Artist Kam Mak created the new Year of the Monkey stamp, which depicts two bright red-orange peonies — symbols of wealth and honor — and incorporates two elements from the previous series, including Lee’s paper-cut design of a monkey. The other is the Chinese character for “monkey” drawn in calligraphy by Lau Bun.
Lee, who died in 2015, was a pioneer in the Hawaii design industry who mentored and inspired many other designers, according to his daughter, Cathy Lee Chong. He also designed the U.S. stamp for the 2008 Beijing Olympics.
“I’m very happy to see his work continue,” said Chong. “The greatest tribute to an artist is to have their work appreciated and revived.”
Getting the postal service to create a Lunar New Year stamp series wasn’t easy. The Organization of Chinese Americans, now known as OCA-Asian Pacific American Advocates, lobbied the agency to create the original series after Georgia chapter member Jean Chen, a children’s librarian, came across a book about the history of the Transcontinental Railroad.
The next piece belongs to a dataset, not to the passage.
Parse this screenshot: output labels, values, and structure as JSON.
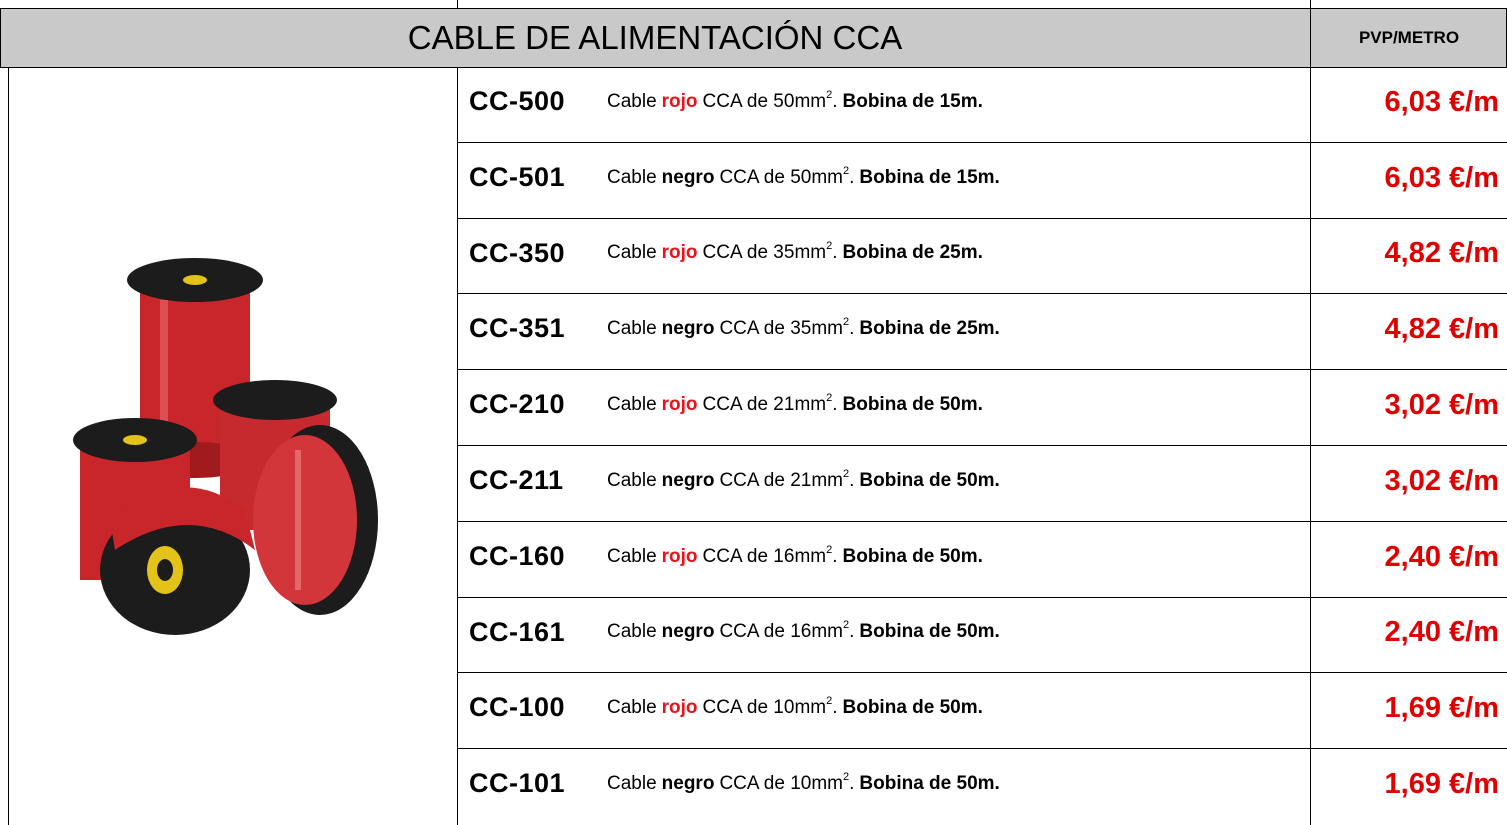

It had a photo that showed only Caucasian workers celebrating the completion of the railroad in 1869. This obvious slight to the numerous Chinese laborers involved in the massive undertaking incensed Chen, who felt that Asians’ contributions to the country had long been ignored, according to OCA.
Chen moved the OCA to lead the way in urging the postal service to issue the first stamp honoring the contributions of Chinese-Americans, and the agency asked Lee to design it.
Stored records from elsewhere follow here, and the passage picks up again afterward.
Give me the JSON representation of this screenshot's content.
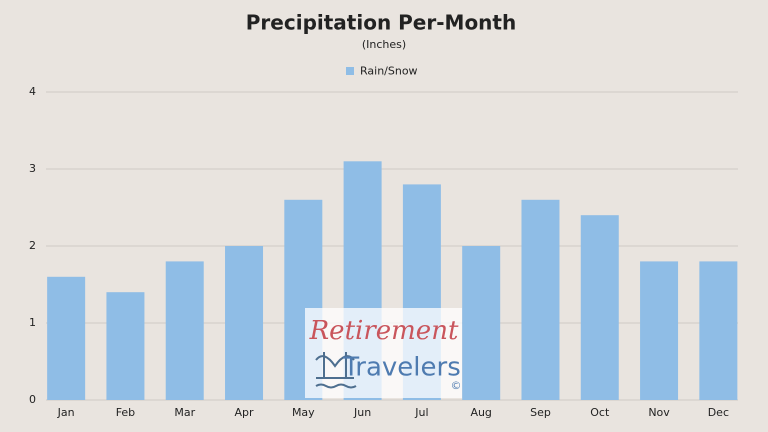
{
  "chart_data": {
    "type": "bar",
    "title": "Precipitation Per-Month",
    "subtitle": "(Inches)",
    "categories": [
      "Jan",
      "Feb",
      "Mar",
      "Apr",
      "May",
      "Jun",
      "Jul",
      "Aug",
      "Sep",
      "Oct",
      "Nov",
      "Dec"
    ],
    "series": [
      {
        "name": "Rain/Snow",
        "color": "#8fbde6",
        "values": [
          1.6,
          1.4,
          1.8,
          2.0,
          2.6,
          3.1,
          2.8,
          2.0,
          2.6,
          2.4,
          1.8,
          1.8
        ]
      }
    ],
    "ylim": [
      0,
      4
    ],
    "yticks": [
      0,
      1,
      2,
      3,
      4
    ],
    "grid": true,
    "legend": "top"
  },
  "watermark": {
    "line1": "Retirement",
    "line2": "Travelers",
    "mark": "©"
  }
}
After Lee’s popular Lunar New Year stamp series ended in 2004, OCA lobbied again to have the series renewed. In 2008 the postal service commissioned Mak to design the second set. All of the stamps in the second series include Lee’s paper-cut designs in the upper left corner.
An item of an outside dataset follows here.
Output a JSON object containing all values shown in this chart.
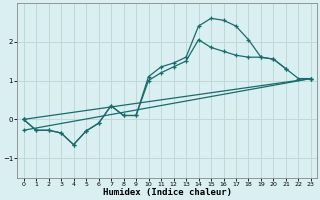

“I’m thrilled I was given the opportunity to tell a story through my paintings,” said Mak, 54, who was born in Hong Kong and grew up in New York’s Chinatown. “Clarence Lee’s animal designs help enhance the series. He created an incredible following — not just Chinese or Asian people who celebrate the Lunar New Year, but many people outside of the culture fell in love with the whole series of stamps.”
In a 2008 interview Lee said the stamps gave him a chance to honor his parents. Lee’s mother was a Chinese-American from Hawaii; his father emigrated from China and worked hard to support his wife and five children as a butcher in Honolulu’s Chinatown.
“I remember my father getting butcher paper, that was a pink, waxy butcher paper, and he would bring it home for me, sheets and sheets of it. And I would just sit on the floor and just start drawing,” said Lee, who credits his parents for nurturing his passion for art as a child.
For Mak, creating the stamps honors “all those Chinese-Americans in the past and in the present who continue to contribute to this country. We helped build this country. It’s acknowledging all those contributions.”